One key difference between life and non-life is active transport. Differing from natural osmosis or diffusion, which tends to move molecules from areas of high concentration to areas of low concentration, active transport is achieved through molecular machines able to recognize and selectively permit passage, even against a strong concentration gradient. Like Maxwell’s demon, membrane channels seem to violate the laws of physics. No laws are violated, of course, any more than turnstiles at Disney World violate physics to keep people out who didn’t buy a ticket. In both cases it’s the programming and placement of specific parts that allows mechanisms to go against what would otherwise occur by unguided nature. 
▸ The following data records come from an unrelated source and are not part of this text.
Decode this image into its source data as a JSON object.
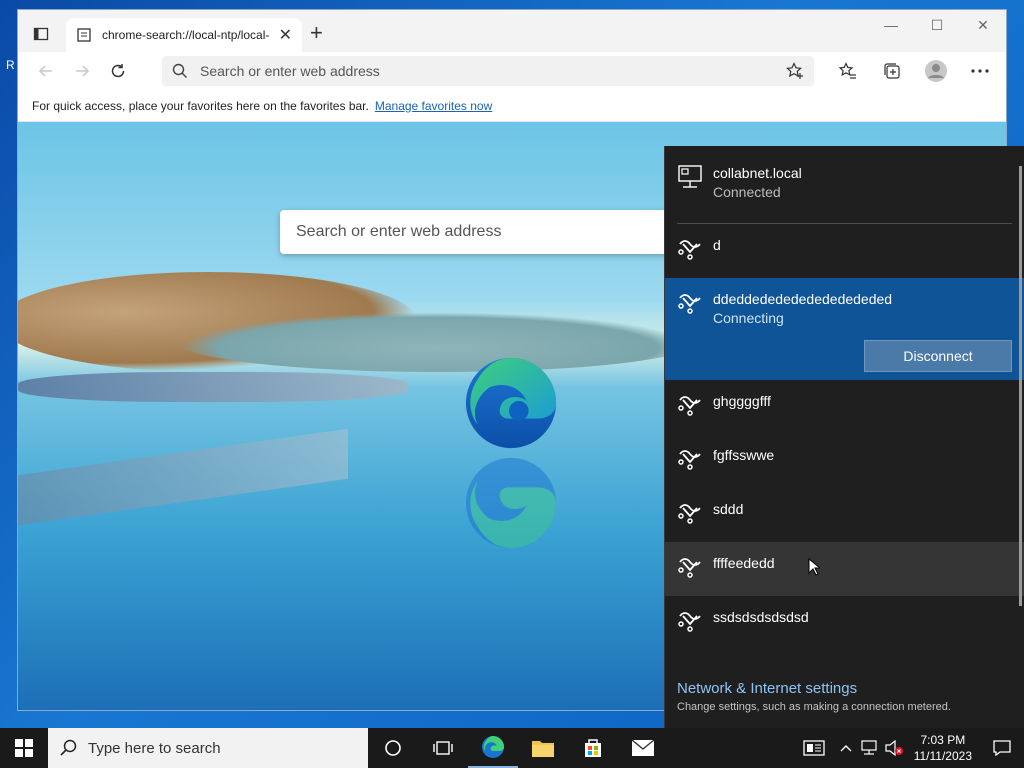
{
  "desktop": {
    "edge_text": "R"
  },
  "browser": {
    "tab_title": "chrome-search://local-ntp/local-",
    "close_glyph": "✕",
    "newtab_glyph": "+",
    "address_placeholder": "Search or enter web address",
    "favbar_text": "For quick access, place your favorites here on the favorites bar.",
    "favbar_link": "Manage favorites now",
    "page_search_placeholder": "Search or enter web address"
  },
  "flyout": {
    "connected": {
      "name": "collabnet.local",
      "status": "Connected"
    },
    "networks": [
      {
        "name": "d"
      },
      {
        "name": "ddeddededededededededed",
        "status": "Connecting",
        "button": "Disconnect"
      },
      {
        "name": "ghggggfff"
      },
      {
        "name": "fgffsswwe"
      },
      {
        "name": "sddd"
      },
      {
        "name": "ffffeededd"
      },
      {
        "name": "ssdsdsdsdsdsd"
      }
    ],
    "settings_title": "Network & Internet settings",
    "settings_desc": "Change settings, such as making a connection metered."
  },
  "taskbar": {
    "search_placeholder": "Type here to search",
    "time": "7:03 PM",
    "date": "11/11/2023"
  },
  "colors": {
    "accent": "#0f5496",
    "flyout_bg": "#1f1f1f",
    "link": "#8fc3f5"
  }
}
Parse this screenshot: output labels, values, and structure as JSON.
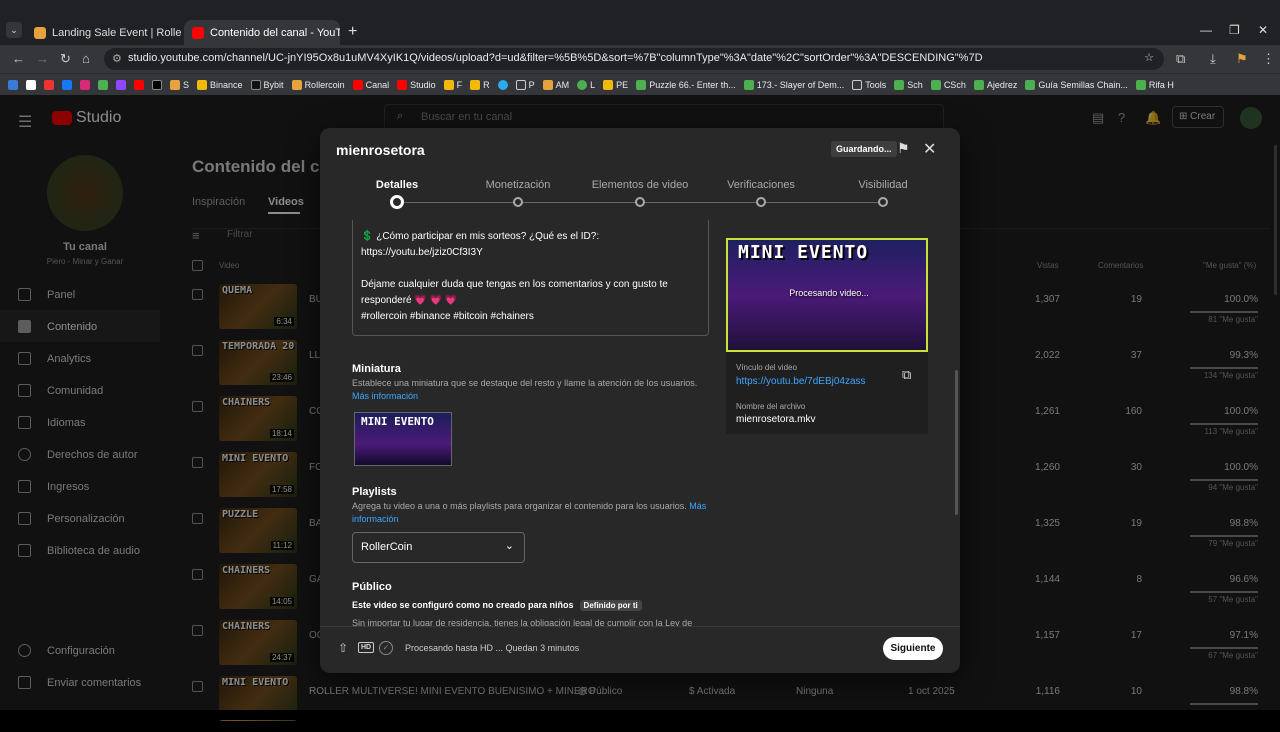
{
  "browser": {
    "tabs": [
      {
        "label": "Landing Sale Event | RollerCoin",
        "fav": "#e6a23c"
      },
      {
        "label": "Contenido del canal - YouTube",
        "fav": "#ff0000"
      }
    ],
    "url": "studio.youtube.com/channel/UC-jnYI95Ox8u1uMV4XyIK1Q/videos/upload?d=ud&filter=%5B%5D&sort=%7B\"columnType\"%3A\"date\"%2C\"sortOrder\"%3A\"DESCENDING\"%7D",
    "bookmarks": [
      "S",
      "Binance",
      "Bybit",
      "Rollercoin",
      "Canal",
      "Studio",
      "F",
      "R",
      "P",
      "AM",
      "L",
      "PE",
      "Puzzle 66.- Enter th...",
      "173.- Slayer of Dem...",
      "Tools",
      "Sch",
      "CSch",
      "Ajedrez",
      "Guía Semillas Chain...",
      "Rifa H"
    ]
  },
  "studio": {
    "logo": "Studio",
    "search_placeholder": "Buscar en tu canal",
    "create_label": "Crear",
    "channel_name": "Tu canal",
    "channel_sub": "Piero - Minar y Ganar",
    "page_title": "Contenido del canal",
    "tabs": [
      "Inspiración",
      "Videos"
    ],
    "filter_placeholder": "Filtrar",
    "nav": [
      "Panel",
      "Contenido",
      "Analytics",
      "Comunidad",
      "Idiomas",
      "Derechos de autor",
      "Ingresos",
      "Personalización",
      "Biblioteca de audio"
    ],
    "nav_bottom": [
      "Configuración",
      "Enviar comentarios"
    ],
    "columns": {
      "video": "Video",
      "views": "Vistas",
      "comments": "Comentarios",
      "likes": "\"Me gusta\" (%)"
    },
    "rows": [
      {
        "title": "QUEMA",
        "dur": "6:34",
        "prefix": "BU",
        "views": "1,307",
        "comments": "19",
        "likes_pct": "100.0%",
        "likes": "81 \"Me gusta\""
      },
      {
        "title": "TEMPORADA 20",
        "dur": "23:46",
        "prefix": "LL",
        "views": "2,022",
        "comments": "37",
        "likes_pct": "99.3%",
        "likes": "134 \"Me gusta\""
      },
      {
        "title": "CHAINERS",
        "dur": "18:14",
        "prefix": "CO",
        "views": "1,261",
        "comments": "160",
        "likes_pct": "100.0%",
        "likes": "113 \"Me gusta\""
      },
      {
        "title": "MINI EVENTO",
        "dur": "17:58",
        "prefix": "FO",
        "views": "1,260",
        "comments": "30",
        "likes_pct": "100.0%",
        "likes": "94 \"Me gusta\""
      },
      {
        "title": "PUZZLE",
        "dur": "11:12",
        "prefix": "BA",
        "views": "1,325",
        "comments": "19",
        "likes_pct": "98.8%",
        "likes": "79 \"Me gusta\""
      },
      {
        "title": "CHAINERS",
        "dur": "14:05",
        "prefix": "GA",
        "views": "1,144",
        "comments": "8",
        "likes_pct": "96.6%",
        "likes": "57 \"Me gusta\""
      },
      {
        "title": "CHAINERS",
        "dur": "24:37",
        "prefix": "OC",
        "views": "1,157",
        "comments": "17",
        "likes_pct": "97.1%",
        "likes": "67 \"Me gusta\""
      },
      {
        "title": "MINI EVENTO",
        "dur": "",
        "prefix": "ROLLER MULTIVERSE! MINI EVENTO BUENISIMO + MINERO ...",
        "visibility": "Público",
        "monet": "Activada",
        "restr": "Ninguna",
        "date": "1 oct 2025",
        "views": "1,116",
        "comments": "10",
        "likes_pct": "98.8%",
        "likes": ""
      }
    ]
  },
  "modal": {
    "title": "mienrosetora",
    "saving": "Guardando...",
    "steps": [
      "Detalles",
      "Monetización",
      "Elementos de video",
      "Verificaciones",
      "Visibilidad"
    ],
    "desc_lines": [
      "💲 ¿Cómo participar en mis sorteos? ¿Qué es el ID?:",
      "https://youtu.be/jziz0Cf3I3Y",
      "",
      "Déjame cualquier duda que tengas en los comentarios y con gusto te",
      "responderé 💗 💗 💗",
      "#rollercoin #binance #bitcoin #chainers"
    ],
    "thumb_heading": "Miniatura",
    "thumb_desc": "Establece una miniatura que se destaque del resto y llame la atención de los usuarios.",
    "more_info": "Más información",
    "mini_text": "MINI EVENTO",
    "playlists_heading": "Playlists",
    "playlists_desc": "Agrega tu video a una o más playlists para organizar el contenido para los usuarios.",
    "playlist_value": "RollerCoin",
    "audience_heading": "Público",
    "audience_text": "Este video se configuró como no creado para niños",
    "audience_badge": "Definido por ti",
    "audience_legal": "Sin importar tu lugar de residencia, tienes la obligación legal de cumplir con la Ley de",
    "preview_title": "MINI EVENTO",
    "processing": "Procesando video...",
    "link_label": "Vínculo del video",
    "link_value": "https://youtu.be/7dEBj04zass",
    "file_label": "Nombre del archivo",
    "file_value": "mienrosetora.mkv",
    "footer_status": "Procesando hasta HD ... Quedan 3 minutos",
    "hd": "HD",
    "next": "Siguiente"
  }
}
The improving quality of imaging techniques is allowing scientists to peer deeper into the mechanisms of membrane channels. Different channels work in different ways. All have some kind of “selectivity filter” to allow passage of desired molecules and exclude others. Here are a few new discoveries.

The Big Potassium Channel

Biophysicists at the University of Massachusetts at Amherst have cracked the selectivity filter of one type of ion channel, the “big potassium” (BK) channel. This channel operates very rapidly in muscle and nerve cells. Chains of these channels in the cell membrane “fire” in rapid succession, creating a wave of information that can pass from stubbed toe to brain in a fraction of a second. Scientists had expected that this channel would operate some kind of gate that opens and closes, as in other channel types. But before now, they were baffled about why the large central pore of the channel appeared to remain open, even when potassium atoms were not entering. 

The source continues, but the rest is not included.